Stock car racing’s fortunes have fallen with that of their fan base, leaving the sport’s future an open question
Sprint Cup Series driver Dale Earnhardt Jr. (88) leads during the NASCAR Quicken Loans 400 auto race at Michigan International Speedway, Sunday, June 16, 2013, in Brooklyn, Mich. (AP Photo/Bob Brodbeck)(Credit: AP)
“I love Kyle Busch. He’s such a badass.”
That was said to me by a woman in the parking lot outside the Dover International Speedway minutes after the conclusion of the NASCAR Nationwide Series event held there in mid-May. The woman who made the comment was in her early 20s and was from suburban Westchester County in New York state, as made clear by her Snooki sourpuss and thick-sliced Real Housewives accent.
“Kyle Busch is a total asshole.”
That was said to me during a yellow flag, one of the few times spectators can talk in anything but utter drowned-out futility during the actual race. The man who said this to me was a long-time racing fan, one so deeply into the sport that he’d rented headphones for $75 so that he could listen to pit row conversations. He was from a part of Pennsylvania – the vast middle James Carville was referring to when he called the state “Philadelphia and Pittsburgh with Alabama in between” – where people sound more than a little bit like your average country music radio station disc jockey and have no fear of sitting in a sea of never ending steel bleacher seats shirtless under a beating, bleaching sun.

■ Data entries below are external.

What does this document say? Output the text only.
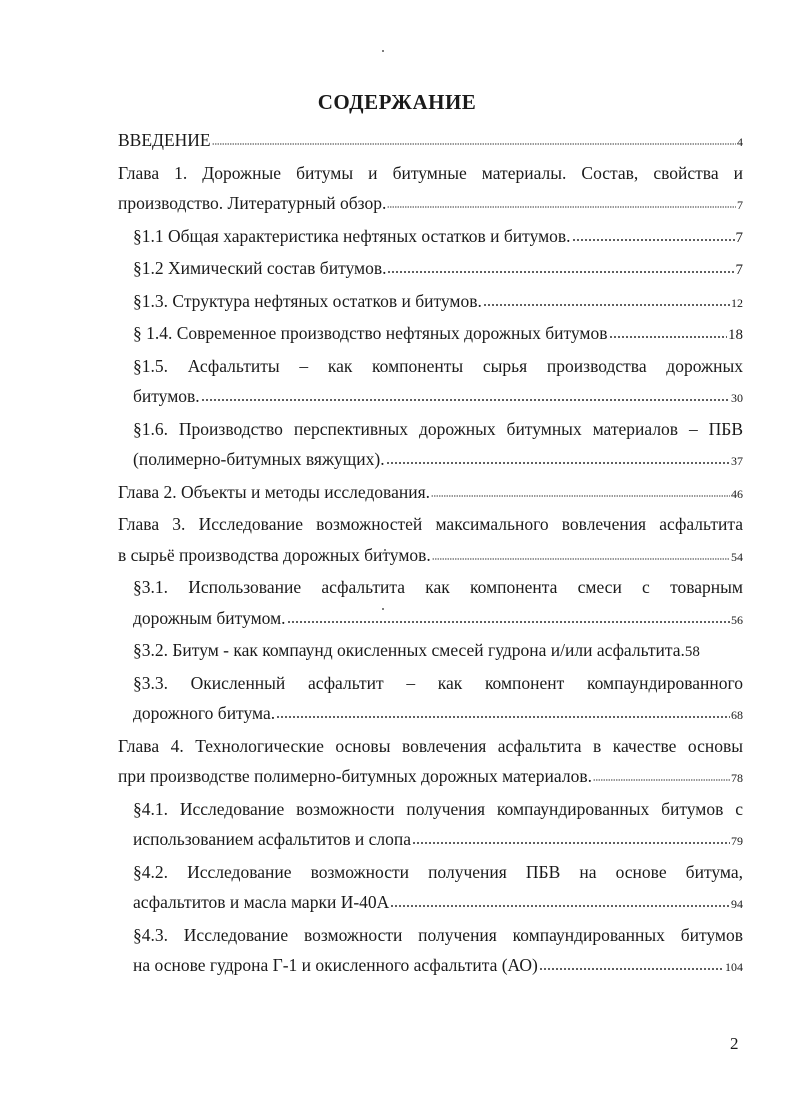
СОДЕРЖАНИЕ
ВВЕДЕНИЕ	4
Глава 1. Дорожные битумы и битумные материалы. Состав, свойства и
производство. Литературный обзор.	7
§1.1 Общая характеристика нефтяных остатков и битумов.	7
§1.2 Химический состав битумов.	7
§1.3. Структура нефтяных остатков и битумов.	12
§ 1.4. Современное производство нефтяных дорожных битумов	18
§1.5. Асфальтиты – как компоненты сырья производства дорожных
битумов.	30
§1.6. Производство перспективных дорожных битумных материалов – ПБВ
(полимерно-битумных вяжущих).	37
Глава 2. Объекты и методы исследования.	46
Глава 3. Исследование возможностей максимального вовлечения асфальтита
в сырьё производства дорожных битумов.	54
§3.1. Использование асфальтита как компонента смеси с товарным
дорожным битумом.	56
§3.2. Битум - как компаунд окисленных смесей гудрона и/или асфальтита. 58
§3.3. Окисленный асфальтит – как компонент компаундированного
дорожного битума.	68
Глава 4. Технологические основы вовлечения асфальтита в качестве основы
при производстве полимерно-битумных дорожных материалов.	78
§4.1. Исследование возможности получения компаундированных битумов с
использованием асфальтитов и слопа	79
§4.2. Исследование возможности получения ПБВ на основе битума,
асфальтитов и масла марки И-40А	94
§4.3. Исследование возможности получения компаундированных битумов
на основе гудрона Г-1 и окисленного асфальтита (АО)	104
2
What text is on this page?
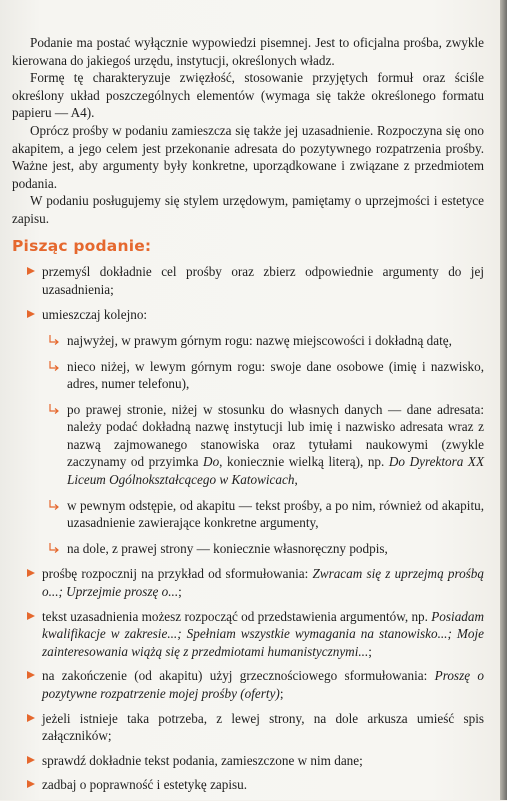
Podanie ma postać wyłącznie wypowiedzi pisemnej. Jest to oficjalna prośba, zwykle kierowana do jakiegoś urzędu, instytucji, określonych władz.

Formę tę charakteryzuje zwięzłość, stosowanie przyjętych formuł oraz ściśle określony układ poszczególnych elementów (wymaga się także określonego formatu papieru — A4).

Oprócz prośby w podaniu zamieszcza się także jej uzasadnienie. Rozpoczyna się ono akapitem, a jego celem jest przekonanie adresata do pozytywnego rozpatrzenia prośby. Ważne jest, aby argumenty były konkretne, uporządkowane i związane z przedmiotem podania.

W podaniu posługujemy się stylem urzędowym, pamiętamy o uprzejmości i estetyce zapisu.

Pisząc podanie:
przemyśl dokładnie cel prośby oraz zbierz odpowiednie argumenty do jej uzasadnienia;
umieszczaj kolejno:
najwyżej, w prawym górnym rogu: nazwę miejscowości i dokładną datę,
nieco niżej, w lewym górnym rogu: swoje dane osobowe (imię i nazwisko, adres, numer telefonu),
po prawej stronie, niżej w stosunku do własnych danych — dane adresata: należy podać dokładną nazwę instytucji lub imię i nazwisko adresata wraz z nazwą zajmowanego stanowiska oraz tytułami naukowymi (zwykle zaczynamy od przyimka Do, koniecznie wielką literą), np. Do Dyrektora XX Liceum Ogólnokształcącego w Katowicach,
w pewnym odstępie, od akapitu — tekst prośby, a po nim, również od akapitu, uzasadnienie zawierające konkretne argumenty,
na dole, z prawej strony — koniecznie własnoręczny podpis,
prośbę rozpocznij na przykład od sformułowania: Zwracam się z uprzejmą prośbą o...; Uprzejmie proszę o...;
tekst uzasadnienia możesz rozpocząć od przedstawienia argumentów, np. Posiadam kwalifikacje w zakresie...; Spełniam wszystkie wymagania na stanowisko...; Moje zainteresowania wiążą się z przedmiotami humanistycznymi...;
na zakończenie (od akapitu) użyj grzecznościowego sformułowania: Proszę o pozytywne rozpatrzenie mojej prośby (oferty);
jeżeli istnieje taka potrzeba, z lewej strony, na dole arkusza umieść spis załączników;
sprawdź dokładnie tekst podania, zamieszczone w nim dane;
zadbaj o poprawność i estetykę zapisu.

So: two people from two different walks of life, two parts of the United States that are geographically fairly proximate and culturally totally opposite, and two divergent but passionately held opinions on Kyle Busch. This is not necessarily a new thing: there’s a booming cottage industry in the cultivation and monetization of this type of opinion, and there have always been athletes like Busch who live along the line between polarizing antihero and unmitigated dickery.
Busch runs people into walls just to do it. He’s come close to throwing fists with rival drivers plenty of times. He’s never, not once, bitten his lip when it comes to talking about something related to NASCAR. So Busch is a bad-ass, or an asshole, or both. That and another character in a sport that exists, lucratively if more than a little strangely, at the crossroads of marketing, capitalism and the future – or lack thereof – of working class America.
Or maybe that’s too much. Maybe he’s just NASCAR.